Sports or music fans go to the complex to be entertained, but that is only part of a day out. Those parking lots serve another important purpose: pre- and post-event tailgating. Bring a case of cold beer and hoagies for all, pay 25 bucks to park, and you are set.

Citizens Bank Park, and the Wells Fargo Center and Lincoln Financial Field to lesser extents, offer tasty food and drink options inside, but you can bring your own grub and enjoy it with other fans for much less money. Here is where the home-field advantage kicks in.

The Phillies won’t eclipse the Eagles as far as the number of tailgaters, but in an interview on WIP FM 94.1 over the weekend about the development project, principal owner John Middleton acknowledged that the tailgating has become a big part of a day at the Bank.

Exactly how tailgating would thrive in an area that will have fewer ground-level parking spaces is to be determined (as well as how the Eagles fit into this project), but Middleton said access to the complex would be improved as a way to lighten lengthy postgame traffic jams. I wonder if that could be done even now, without a massive development project.

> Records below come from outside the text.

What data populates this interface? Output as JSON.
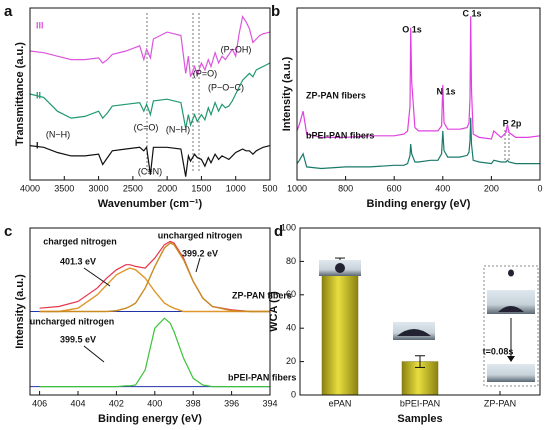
{
  "chart_data": [
    {
      "type": "line",
      "panel": "a",
      "x_label": "Wavenumber (cm⁻¹)",
      "y_label": "Transmittance (a.u.)",
      "xlim": [
        4000,
        500
      ],
      "xticks": [
        4000,
        3500,
        3000,
        2500,
        2000,
        1500,
        1000,
        500
      ],
      "ylim": [
        0,
        100
      ],
      "x": [
        4000,
        3800,
        3600,
        3400,
        3200,
        3000,
        2940,
        2870,
        2800,
        2600,
        2400,
        2340,
        2300,
        2244,
        2200,
        2000,
        1800,
        1730,
        1690,
        1660,
        1600,
        1560,
        1500,
        1450,
        1400,
        1360,
        1300,
        1250,
        1200,
        1150,
        1100,
        1050,
        1000,
        950,
        900,
        850,
        800,
        750,
        700,
        650,
        600,
        500
      ],
      "series": [
        {
          "name": "I",
          "color": "#111111",
          "values": [
            20,
            19,
            16,
            14,
            14,
            15,
            9,
            13,
            17,
            18,
            19,
            17,
            19,
            3,
            19,
            19,
            18,
            2,
            14,
            11,
            15,
            13,
            12,
            8,
            13,
            10,
            15,
            12,
            14,
            13,
            12,
            14,
            16,
            17,
            18,
            17,
            17,
            15,
            17,
            18,
            19,
            20
          ]
        },
        {
          "name": "II",
          "color": "#1f9a6e",
          "values": [
            50,
            48,
            40,
            36,
            37,
            40,
            36,
            39,
            43,
            44,
            45,
            40,
            44,
            38,
            46,
            47,
            45,
            30,
            38,
            32,
            38,
            34,
            38,
            35,
            42,
            38,
            45,
            40,
            44,
            42,
            43,
            46,
            50,
            54,
            58,
            60,
            62,
            60,
            64,
            65,
            66,
            68
          ]
        },
        {
          "name": "III",
          "color": "#dd55dd",
          "values": [
            75,
            74,
            72,
            70,
            70,
            71,
            68,
            70,
            73,
            75,
            78,
            70,
            76,
            71,
            82,
            86,
            84,
            62,
            72,
            60,
            66,
            61,
            68,
            64,
            70,
            66,
            74,
            68,
            72,
            70,
            73,
            76,
            72,
            85,
            95,
            92,
            88,
            80,
            82,
            84,
            85,
            86
          ]
        }
      ],
      "annotations": [
        "(N−H)",
        "(C≡N)",
        "(C=O)",
        "(N−H)",
        "(P=O)",
        "(P−O−C)",
        "(P−OH)"
      ]
    },
    {
      "type": "line",
      "panel": "b",
      "x_label": "Binding energy (eV)",
      "y_label": "Intensity (a.u.)",
      "xlim": [
        1000,
        0
      ],
      "xticks": [
        1000,
        800,
        600,
        400,
        200,
        0
      ],
      "ylim": [
        0,
        105
      ],
      "x": [
        1000,
        990,
        975,
        960,
        900,
        800,
        700,
        600,
        560,
        545,
        535,
        532,
        528,
        515,
        500,
        450,
        420,
        405,
        400,
        395,
        380,
        330,
        300,
        292,
        288,
        285,
        282,
        275,
        250,
        200,
        190,
        160,
        140,
        134,
        128,
        100,
        50,
        0
      ],
      "series": [
        {
          "name": "ZP-PAN fibers",
          "color": "#e040e0",
          "values": [
            30,
            34,
            42,
            28,
            26,
            26,
            27,
            27,
            28,
            30,
            45,
            93,
            60,
            32,
            30,
            30,
            30,
            33,
            58,
            35,
            31,
            31,
            32,
            35,
            50,
            100,
            55,
            28,
            26,
            25,
            30,
            26,
            29,
            34,
            29,
            26,
            26,
            27
          ]
        },
        {
          "name": "bPEI-PAN fibers",
          "color": "#1a7a6a",
          "values": [
            10,
            12,
            16,
            8,
            7,
            8,
            8,
            9,
            9,
            10,
            15,
            22,
            16,
            11,
            11,
            12,
            12,
            16,
            30,
            18,
            14,
            14,
            15,
            17,
            24,
            38,
            22,
            12,
            11,
            10,
            12,
            11,
            11,
            12,
            11,
            10,
            10,
            10
          ]
        }
      ],
      "annotations": [
        "O 1s",
        "N 1s",
        "C 1s",
        "P 2p"
      ]
    },
    {
      "type": "line",
      "panel": "c",
      "x_label": "Binding energy (eV)",
      "y_label": "Intensity (a.u.)",
      "xlim": [
        406.5,
        394
      ],
      "xticks": [
        406,
        404,
        402,
        400,
        398,
        396,
        394
      ],
      "ylim": [
        0,
        100
      ],
      "x": [
        406,
        405,
        404,
        403,
        402.5,
        402,
        401.5,
        401.3,
        401,
        400.5,
        400,
        399.5,
        399.2,
        399,
        398.5,
        398,
        397.5,
        397,
        396,
        395,
        394
      ],
      "series": [
        {
          "name": "ZP-PAN fibers",
          "color": "#e8334a",
          "values": [
            52,
            53,
            56,
            64,
            70,
            75,
            78,
            78,
            77,
            76,
            82,
            90,
            92,
            91,
            82,
            68,
            58,
            53,
            51,
            50,
            50
          ]
        },
        {
          "color": "#e0962a",
          "values": [
            50,
            50,
            52,
            60,
            66,
            72,
            75,
            76,
            75,
            70,
            62,
            55,
            53,
            52,
            50,
            50,
            50,
            50,
            50,
            50,
            50
          ]
        },
        {
          "color": "#c98a20",
          "values": [
            50,
            50,
            50,
            50,
            50,
            50.5,
            52,
            53,
            55,
            64,
            77,
            88,
            91,
            90,
            81,
            68,
            58,
            53,
            50.5,
            50,
            50
          ]
        },
        {
          "name": "bPEI-PAN fibers",
          "color": "#3cc23c",
          "values": [
            5,
            5,
            5,
            5,
            5,
            5,
            5.5,
            5.5,
            6,
            15,
            40,
            46,
            43,
            38,
            22,
            10,
            6,
            5,
            5,
            5,
            5
          ]
        }
      ],
      "annotations": [
        "charged nitrogen",
        "401.3 eV",
        "uncharged nitrogen",
        "399.2 eV",
        "uncharged nitrogen",
        "399.5 eV"
      ]
    },
    {
      "type": "bar",
      "panel": "d",
      "x_label": "Samples",
      "y_label": "WCA (°)",
      "categories": [
        "ePAN",
        "bPEI-PAN",
        "ZP-PAN"
      ],
      "values": [
        79,
        20,
        0
      ],
      "errors": [
        3,
        3.5,
        null
      ],
      "color": "#c7bd1e",
      "ylim": [
        0,
        100
      ],
      "yticks": [
        0,
        20,
        40,
        60,
        80,
        100
      ],
      "annotations": [
        "t=0.08s"
      ]
    }
  ]
}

Middleton and Dan Hilferty, Comcast Spectacor’s CEO and the Flyers’ governor, pointed to the development of an entertainment district at Truist Park, the Atlanta Braves’ ballpark, as a model project. But that was built on what had been undeveloped land 10 miles from downtown.

If the Phillies stop winning a lot, many fans will disappear. Maybe that is why the Phillies and Flyers feel the need to develop some of those 22,000 parking spaces.

But that lake of blacktop is part of what you could call the complex’s appeal and, um, charm. Why change it just so corporations can grab more money from the fans?

Dave Caldwell, who wrote about sports for The Inquirer from 1986 to 1995, grew up in Lancaster County, graduated from Temple University and lives in Manayunk.